Here are the names of recipes that have landed in the past two weeks:
- Chocolate peanut butter crackles
- Pumpkin pie custard ice cream
- Coconut marshmallow gummies
- Lamington ice cream
- Turkish delightfuls
- Choc ginger and pear muggins
- Berry, coconut and marshmallow gummies
- Strawberry cheesecake muggin
- Chocolate cake batter smoothie bowl
- Raspberry ripe bites
- Mango and coconut water gummies
- Chokito truffles
- Raw snickers ice cream bars
I should have foreseen that the Star Wars-style fleets of gummies would precede her announcement that a hot Food Trend of 2016 is gelatin AND by the way you can now buy Sarah Wilson-brand gelatin (which she cheerfully announces is made from ground-up, all-Australian surplus cow parts) from her online store. How prescient! What an incredible coincidence!
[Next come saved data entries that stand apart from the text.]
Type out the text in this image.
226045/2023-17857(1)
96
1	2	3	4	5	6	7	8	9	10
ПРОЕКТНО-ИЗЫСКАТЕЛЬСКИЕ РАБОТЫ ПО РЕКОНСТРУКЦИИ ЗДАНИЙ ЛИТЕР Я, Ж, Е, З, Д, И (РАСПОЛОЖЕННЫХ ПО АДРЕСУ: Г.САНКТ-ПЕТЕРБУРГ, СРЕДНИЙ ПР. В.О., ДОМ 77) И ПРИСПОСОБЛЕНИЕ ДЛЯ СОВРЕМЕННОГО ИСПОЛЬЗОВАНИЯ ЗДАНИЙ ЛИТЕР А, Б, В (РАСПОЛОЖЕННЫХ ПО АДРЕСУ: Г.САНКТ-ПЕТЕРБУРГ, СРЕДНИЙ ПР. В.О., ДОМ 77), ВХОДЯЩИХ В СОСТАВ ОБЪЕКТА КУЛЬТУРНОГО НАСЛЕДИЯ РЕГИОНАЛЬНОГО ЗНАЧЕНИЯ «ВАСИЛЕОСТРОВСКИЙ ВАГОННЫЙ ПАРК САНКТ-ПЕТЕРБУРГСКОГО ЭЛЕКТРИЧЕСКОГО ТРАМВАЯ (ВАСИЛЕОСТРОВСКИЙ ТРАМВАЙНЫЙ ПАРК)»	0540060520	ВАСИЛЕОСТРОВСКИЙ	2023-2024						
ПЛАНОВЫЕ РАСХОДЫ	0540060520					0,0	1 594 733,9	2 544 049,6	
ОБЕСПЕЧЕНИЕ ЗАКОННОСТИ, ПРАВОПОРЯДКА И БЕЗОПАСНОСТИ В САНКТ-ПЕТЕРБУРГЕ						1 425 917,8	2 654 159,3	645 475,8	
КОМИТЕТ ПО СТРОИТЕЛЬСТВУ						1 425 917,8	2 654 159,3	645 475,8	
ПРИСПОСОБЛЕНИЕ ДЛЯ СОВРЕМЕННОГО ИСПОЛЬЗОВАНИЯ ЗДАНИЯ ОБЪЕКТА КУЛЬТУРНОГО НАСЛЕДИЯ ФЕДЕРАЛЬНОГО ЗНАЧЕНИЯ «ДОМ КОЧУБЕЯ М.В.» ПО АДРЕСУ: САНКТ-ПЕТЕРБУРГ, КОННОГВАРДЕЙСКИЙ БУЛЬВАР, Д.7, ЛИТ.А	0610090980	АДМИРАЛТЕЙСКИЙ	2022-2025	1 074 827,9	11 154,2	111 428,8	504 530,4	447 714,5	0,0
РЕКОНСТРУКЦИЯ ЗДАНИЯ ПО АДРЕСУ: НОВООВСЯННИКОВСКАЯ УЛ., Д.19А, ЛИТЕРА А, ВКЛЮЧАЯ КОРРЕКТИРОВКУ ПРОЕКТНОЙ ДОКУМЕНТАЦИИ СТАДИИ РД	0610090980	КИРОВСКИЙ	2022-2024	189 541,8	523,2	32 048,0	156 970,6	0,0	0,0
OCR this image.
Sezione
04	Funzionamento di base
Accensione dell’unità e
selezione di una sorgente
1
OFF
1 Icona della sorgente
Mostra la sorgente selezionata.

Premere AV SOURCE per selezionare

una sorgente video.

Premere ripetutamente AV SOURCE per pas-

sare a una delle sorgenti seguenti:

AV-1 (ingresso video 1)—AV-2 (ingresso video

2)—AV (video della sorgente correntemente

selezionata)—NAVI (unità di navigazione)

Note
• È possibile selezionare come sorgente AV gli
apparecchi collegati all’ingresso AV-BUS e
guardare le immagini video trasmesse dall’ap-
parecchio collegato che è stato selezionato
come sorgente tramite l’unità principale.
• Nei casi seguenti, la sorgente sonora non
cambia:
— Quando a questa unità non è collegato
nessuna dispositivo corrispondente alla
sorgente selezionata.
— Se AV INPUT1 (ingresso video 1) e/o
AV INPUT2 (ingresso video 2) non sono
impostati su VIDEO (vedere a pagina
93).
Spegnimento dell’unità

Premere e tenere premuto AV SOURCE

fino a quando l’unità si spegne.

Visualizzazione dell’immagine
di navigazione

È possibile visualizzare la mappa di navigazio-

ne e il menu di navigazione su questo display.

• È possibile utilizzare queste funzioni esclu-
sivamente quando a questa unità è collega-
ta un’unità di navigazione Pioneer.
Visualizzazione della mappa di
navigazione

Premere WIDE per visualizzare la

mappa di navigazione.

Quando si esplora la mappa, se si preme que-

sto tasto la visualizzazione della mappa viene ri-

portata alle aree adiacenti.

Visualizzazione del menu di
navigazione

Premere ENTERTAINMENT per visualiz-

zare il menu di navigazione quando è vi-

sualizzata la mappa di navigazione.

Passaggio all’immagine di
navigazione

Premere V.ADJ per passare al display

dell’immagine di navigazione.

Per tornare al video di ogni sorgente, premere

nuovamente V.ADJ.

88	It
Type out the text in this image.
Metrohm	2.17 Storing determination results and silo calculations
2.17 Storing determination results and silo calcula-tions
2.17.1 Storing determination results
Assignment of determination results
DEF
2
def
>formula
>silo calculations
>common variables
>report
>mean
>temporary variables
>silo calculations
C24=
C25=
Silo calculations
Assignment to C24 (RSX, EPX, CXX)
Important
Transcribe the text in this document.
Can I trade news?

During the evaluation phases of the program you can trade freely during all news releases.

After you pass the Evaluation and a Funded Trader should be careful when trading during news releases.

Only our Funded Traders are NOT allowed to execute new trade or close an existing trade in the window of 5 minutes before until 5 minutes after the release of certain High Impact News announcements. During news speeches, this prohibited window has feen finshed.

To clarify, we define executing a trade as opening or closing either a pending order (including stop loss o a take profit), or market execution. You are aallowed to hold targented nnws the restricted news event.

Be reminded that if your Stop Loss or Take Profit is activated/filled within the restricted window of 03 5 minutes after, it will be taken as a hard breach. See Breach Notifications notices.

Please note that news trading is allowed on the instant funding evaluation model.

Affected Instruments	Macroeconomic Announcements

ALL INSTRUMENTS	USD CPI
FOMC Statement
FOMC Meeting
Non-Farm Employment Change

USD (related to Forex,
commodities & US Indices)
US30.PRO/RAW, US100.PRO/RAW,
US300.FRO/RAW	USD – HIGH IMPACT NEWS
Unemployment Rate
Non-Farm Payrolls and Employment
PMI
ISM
On the other hand, the storm of tweaked rip-offs of famous brands (Snickers, Turkish Delight, Chokito, Cherry Ripe – hey, anyone want a Tam Tim?) smacks of addict’s desperation. I’m increasingly convinced that these people work harder at quitting sugar than I do at eating it. That, like the vegetarian who stuffs his fridge with bacon-shaped soy rashers and tofu hot dogs, they are even more addicted to sugar than the rest of us.
But the muggins (duh, a muffin made in a mug – don’t confuse these with meffins which are muffins made out of meat – the book is full of childish mashups like this) confound me most of all. I have always naively assumed there is a correlation between the real food movement and the slow food movement, but apparently once you have quit sugar for life a cake has to be microwaveable in two minutes. What.
Still, none of this seems to bother the vast sugar-free army of devotees with names like jennalovesfood and healthyeatingmum and cupcakesandcookies and paleogeorgie. (Names changed slightly.)
Look. Sarah Wilson has some decent ideas on nourishment, physical and otherwise. We could all stand to lose a few pounds and ‘eat the rainbow’, as they say. She has shared some meal images that look so good they’ve become that night’s dinner.
But this pseudo-scientific dedication to sweet substitutes (in which cane sugar = bad, rice syrup and stevia = good) and healthy treats isn’t setting anyone free from food addiction. It’s probably perpetuating it.